Dua poin lainnya adalah setia dan tunduk patuh pada konstitusi Partai Demokrat, yang telah menetapkan Ketua Umum AHY sebagai Ketua Umum yang sah sesuai hasil Kongres V Partai Demokrat serta mendapatkan pengesahan dari Kementerian Hukum dan HAM. Poin ketiga berbunyi, bertekad untuk membangun dan membesarkan Partai Demokrat yang sedang bangkit dan diterima publik, sebagai partai yang senantiasa memperjuangkan harapan rakyat.

Deklarasi para Ketua DPD ini sekaligus menihilkan upaya melakukan KLB. Dalam AD/ART PD, KLB hanya bisa dilaksanakan antara lain dengan persetujuan 2/3 Ketua DPD sebagai pemilik suara.

Para Ketua DPD ini berkumpul mendengarkan paparan dan arahan dari Ketua Umum AHY serta dari Ketua Majelis Tinggi Partai SBY. Pertemuan dilakukan dengan prosedur kesehatan yang ketat, termasuk mensyaratkan semua peserta negatif Covid-19 dengan membawa hasil PCR swab test yang sah, mengenakan masker dan menjaga jarak.

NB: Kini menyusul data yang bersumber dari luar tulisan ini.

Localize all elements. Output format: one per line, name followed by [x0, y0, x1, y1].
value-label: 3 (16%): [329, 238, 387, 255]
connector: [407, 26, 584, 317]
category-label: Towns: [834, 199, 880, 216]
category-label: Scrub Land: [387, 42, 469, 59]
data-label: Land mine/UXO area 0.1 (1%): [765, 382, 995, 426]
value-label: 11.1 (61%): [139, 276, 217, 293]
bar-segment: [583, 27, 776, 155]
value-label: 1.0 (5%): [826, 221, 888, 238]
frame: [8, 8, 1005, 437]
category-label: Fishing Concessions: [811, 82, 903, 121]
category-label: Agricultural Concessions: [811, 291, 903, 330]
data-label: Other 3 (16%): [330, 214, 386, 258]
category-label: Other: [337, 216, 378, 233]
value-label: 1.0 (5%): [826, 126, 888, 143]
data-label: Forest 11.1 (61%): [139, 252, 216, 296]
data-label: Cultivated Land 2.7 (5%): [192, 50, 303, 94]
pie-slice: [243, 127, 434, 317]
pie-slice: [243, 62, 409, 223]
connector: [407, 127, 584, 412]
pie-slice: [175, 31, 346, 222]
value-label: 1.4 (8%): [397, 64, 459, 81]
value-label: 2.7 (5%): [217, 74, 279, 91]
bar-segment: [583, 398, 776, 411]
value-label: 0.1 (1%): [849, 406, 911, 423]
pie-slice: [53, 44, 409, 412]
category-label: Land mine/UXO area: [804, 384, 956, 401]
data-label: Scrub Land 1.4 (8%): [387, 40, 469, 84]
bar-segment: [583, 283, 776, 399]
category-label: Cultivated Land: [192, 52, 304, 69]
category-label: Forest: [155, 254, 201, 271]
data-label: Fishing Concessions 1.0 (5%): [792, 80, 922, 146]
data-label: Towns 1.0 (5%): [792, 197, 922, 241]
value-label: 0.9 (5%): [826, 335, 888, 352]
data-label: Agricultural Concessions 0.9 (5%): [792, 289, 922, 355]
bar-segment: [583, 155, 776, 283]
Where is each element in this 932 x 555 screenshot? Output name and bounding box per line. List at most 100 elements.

Dalam paparannya, Ketum AHY menjelaskan kronologi upaya pengambilalihan paksa kepemimpinan DPP PD yang ternyata sudah dimulai sejak awal Januari 2021. Segelintir kader dan mantan kader yang berkhianat membujuk para Ketua DPD, DPC dan sejumlah kader untuk bergabung menumbangkan kepemimpinan yang sah. 

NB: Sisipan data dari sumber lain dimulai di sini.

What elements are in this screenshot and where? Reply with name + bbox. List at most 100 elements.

Isu-isu yang mereka pakai ternyata hoax. Kemenangan dalam Pilkada 2020 yang melampaui target, tren elektabilitas partai dan Ketum AHY yang terus naik dari berbagai survei, soliditas pengurus serta kader dari berbagai daerah, maupun dukungan dari publik, media serta elemen-elemen masyarakat sipil membantah semua argumentasi yang digunakan untuk memecahbelah partai. 

Di sisi lain, survei-survei secara konsisten menunjukkan aktor eksternal yang mendalangi upaya pengambilalihan paksa ini memiliki elektabilitas nol persen. 

Dalam sambutannya, Ketua MTP SBY menegaskan, “Partai Demokrat is not for sale.” Pendiri Partai Demokrat ini mengapresiasi langkah cepat dan tepat dari Ketum AHY serta jajaran pengurus partai. Tapi ia mengingatkan gangguan dan serangan pasti akan terus terjadi, seiring makin meningkatnya elektabilitas dan dukungan publik bagi partai non pemerintah ini. 

Ketum AHY menutup pertemuan dengan menginstruksikan seluruh jajaran pengurus dan kader untuk menguatkan soliditas serta melawan upaya-upaya pengambilalihan kepemimpinan partai. 

“Tunjukkan bahwa masalah yang sekarang PD hadapi ini merupakan ancaman serius terhadap kehidupan demokrasi di Indonesia,” tegas AHY.

Studi-studi akademik menunjukkan intervensi kekuasaan atas partai-partai politik di Indonesia menjadi bagian dari catatan kelam sejarah politik di Indonesia. Beberapa kasus terakhir yang terjadi baru-baru ini menunjukkan intervensi dan pecah belah parpol masih dilakukan untuk melemahkan oposisi.